After the phone call, the school chaplain and I hold hands and pray
for God to cover us with armor of light: two siblings, Katie and Kevin,

shot by their father as they slept. In the funeral home, I commend
their bodies to God as another priest signs a cross of oil

on their foreheads where they had once been marked in baptism
with the wound of cruciform love. The livid heavens are torn

apart, and I can see the two children at summer camp in the astonishing
fluorescence of the Youth Pavilion, paying more attention than required

during worship, tilting backwards in their Crazy Creek chairs like
astronauts bracing for liftoff. Shield the joyous, Lord, I pray

that day and when the celebrated preacher visits our church. He sings
of love as Kevlar-vested police officers hired for the occasion

stand guard in the temple precincts, thresholds shaking as we process
in our useless cassocks and surplices, tippets and academic hoods—

an armor of light protecting no one.
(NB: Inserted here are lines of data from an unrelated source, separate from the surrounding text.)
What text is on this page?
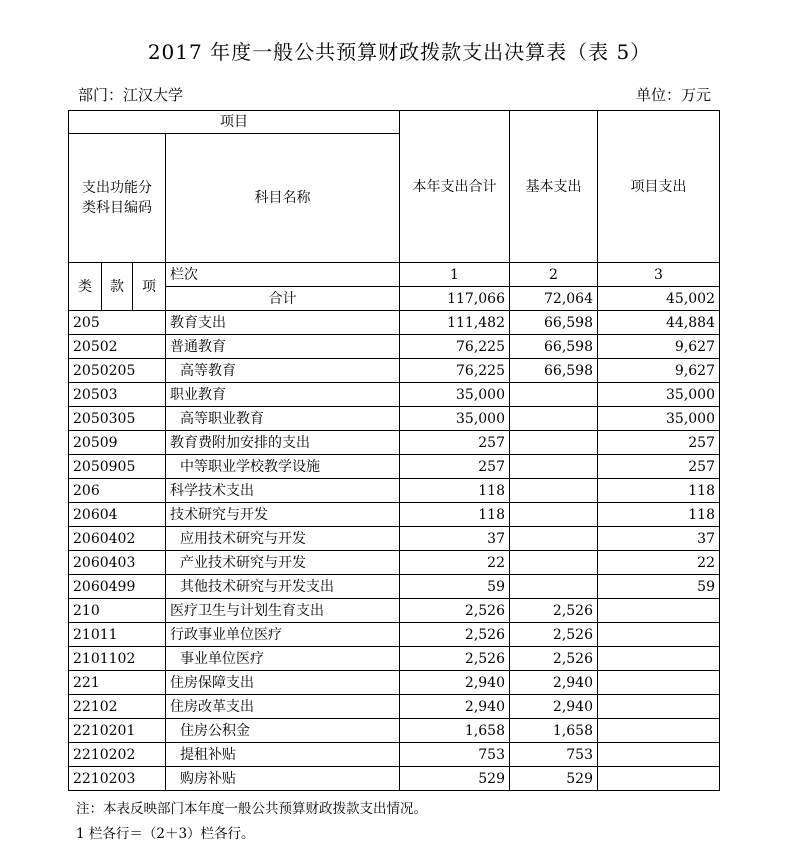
2017 年度一般公共预算财政拨款支出决算表（表 5）
部门：江汉大学	单位：万元
项目				本年支出合计	基本支出	项目支出
支出功能分类科目编码			科目名称			
类	款	项	栏次	1	2	3
			合计	117,066	72,064	45,002
205			教育支出	111,482	66,598	44,884
20502			普通教育	76,225	66,598	9,627
2050205			高等教育	76,225	66,598	9,627
20503			职业教育	35,000		35,000
2050305			高等职业教育	35,000		35,000
20509			教育费附加安排的支出	257		257
2050905			中等职业学校教学设施	257		257
206			科学技术支出	118		118
20604			技术研究与开发	118		118
2060402			应用技术研究与开发	37		37
2060403			产业技术研究与开发	22		22
2060499			其他技术研究与开发支出	59		59
210			医疗卫生与计划生育支出	2,526	2,526	
21011			行政事业单位医疗	2,526	2,526	
2101102			事业单位医疗	2,526	2,526	
221			住房保障支出	2,940	2,940	
22102			住房改革支出	2,940	2,940	
2210201			住房公积金	1,658	1,658	
2210202			提租补贴	753	753	
2210203			购房补贴	529	529	
注：本表反映部门本年度一般公共预算财政拨款支出情况。
1 栏各行＝（2＋3）栏各行。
The preacher is black and a prophet
in this country that kills its black people, its prophets, its children.

If you talk about love that much, expect to die. Is that what the cross means,
whether the place of the skull is a Memphis balcony or a child’s bedroom?

There is nothing to do at the foot of the cross but double over, lament,
and double down on this earth from which we rise with our wounds.